Durante muito tempo a indústria dos smartphones usou a tecnologia AMOLED nos displays dos aparelhos, até que a Samsung resolveu aparecer com o Super AMOLED e o adotou como padrão – pelo menos até agora. Com o anúncio do novo OnePlus 3, o termo Optic AMOLED apareceu e, com ele, algumas dúvidas sobre as diferenças reais entre as tecnologias.

Eis que Carl Pei, um dos cofundadores da OnePlus, apareceu no Reddit para uma sessão de AMA (Ask Me Anything, ou "Pergunte-me Qualquer Coisa") justamente para tirar dúvidas a respeito do novo display.

Logo de cara, Pei disse que o Optic AMOLED consiste numa melhoria do Super AMOLED. "Pegamos a tecnologia e acrescentamos o nosso toque sobre a parte de contraste e temperatura de cores, para tentar torná-la mais realista e viva. Além disso, desenhamos um perfil de desempenho que funciona bem em ambientes externos e condições de muita claridade", explicou.

Pegamos a tecnologia e acrescentamos o nosso toque sobre a parte de contraste e temperatura de cores, para tentar torná-la mais realista e viva (Carl Pei)

A explicação é, obviamente, um pouco mais modesta do que o texto que aparece na descrição do OnePlus 3 na página oficial do aparelho:

"Nosso espetacular display de 5,5 polegadas Optic AMOLED produz cores que são mais vivas e realistas que nunca. Uma série de correções na iluminação criam uma experiência mais natural de visualização, enquanto a camada de dupla-polarização garante a nitidez ideal, mesmo em situações de extrema claridade. O resultado? Cores escuras profundas, brancos mais claros e uma reprodução autêntica de cores – tudo por uma fração da energia. É o display mais inteligente em um smartphone".

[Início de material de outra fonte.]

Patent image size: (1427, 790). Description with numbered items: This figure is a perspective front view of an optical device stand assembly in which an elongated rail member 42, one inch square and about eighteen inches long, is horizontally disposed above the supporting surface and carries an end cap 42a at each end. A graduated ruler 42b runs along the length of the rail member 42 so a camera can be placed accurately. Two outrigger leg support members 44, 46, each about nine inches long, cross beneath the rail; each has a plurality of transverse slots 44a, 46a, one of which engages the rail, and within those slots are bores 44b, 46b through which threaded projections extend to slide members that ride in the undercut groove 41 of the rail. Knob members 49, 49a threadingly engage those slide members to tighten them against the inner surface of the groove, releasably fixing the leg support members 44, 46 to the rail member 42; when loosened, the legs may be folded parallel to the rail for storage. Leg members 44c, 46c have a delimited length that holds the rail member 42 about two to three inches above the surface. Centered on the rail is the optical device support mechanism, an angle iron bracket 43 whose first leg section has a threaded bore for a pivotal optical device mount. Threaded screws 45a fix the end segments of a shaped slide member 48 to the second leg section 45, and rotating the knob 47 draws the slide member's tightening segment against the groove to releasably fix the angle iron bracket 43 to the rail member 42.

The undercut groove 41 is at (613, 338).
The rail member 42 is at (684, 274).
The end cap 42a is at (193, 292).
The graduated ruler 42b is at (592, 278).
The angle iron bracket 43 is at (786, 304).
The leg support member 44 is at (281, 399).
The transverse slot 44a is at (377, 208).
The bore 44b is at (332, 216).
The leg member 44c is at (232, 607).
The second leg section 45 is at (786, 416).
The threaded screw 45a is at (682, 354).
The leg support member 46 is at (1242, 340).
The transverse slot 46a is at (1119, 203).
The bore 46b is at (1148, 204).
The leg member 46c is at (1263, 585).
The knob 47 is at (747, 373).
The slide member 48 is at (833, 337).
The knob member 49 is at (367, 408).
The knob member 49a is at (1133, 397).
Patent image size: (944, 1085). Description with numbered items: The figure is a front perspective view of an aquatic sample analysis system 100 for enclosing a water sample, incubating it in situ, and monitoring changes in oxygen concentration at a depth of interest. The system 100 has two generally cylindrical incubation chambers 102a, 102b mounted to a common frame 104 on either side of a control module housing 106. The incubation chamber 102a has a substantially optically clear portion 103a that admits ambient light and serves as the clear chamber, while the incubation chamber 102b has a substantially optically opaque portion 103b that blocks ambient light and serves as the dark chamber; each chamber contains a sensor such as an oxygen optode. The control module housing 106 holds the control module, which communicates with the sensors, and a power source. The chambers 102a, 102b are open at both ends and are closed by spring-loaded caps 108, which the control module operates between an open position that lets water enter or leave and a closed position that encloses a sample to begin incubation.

O resumo entre a explicação de Pei e o texto explicativo é que, basicamente, o Optic AMOLED é uma variação do Super AMOLED e que a companhia fez alguns ajustes nos tons de cores através de mudanças no software. Os resultados são cores mais vibrantes e um brilho de tela maior mesmo na claridade extrema, tudo isso aliado ao consumo mais eficiente de energia. Não é como se fosse uma tecnologia totalmente nova.

Os resultados são cores mais vibrantes e um brilho de tela maior mesmo na claridade extrema, tudo isso aliado ao consumo mais eficiente de energia – mas não é como se fosse uma tecnologia totalmente nova

Outro aspecto que impacta bastante na parte de performance versus consumo de energia é o fato de que a OnePlus manteve a resolução de 1080p em seu novo aparelho, enquanto outros dispositivos que usam displays Super AMOLED, como é o caso do Samsung S7 Edge, chegam a rodar em 1440p.

No fim das contas, não é como se algo extremamente inovador tenha sido criado, mas sim melhorado.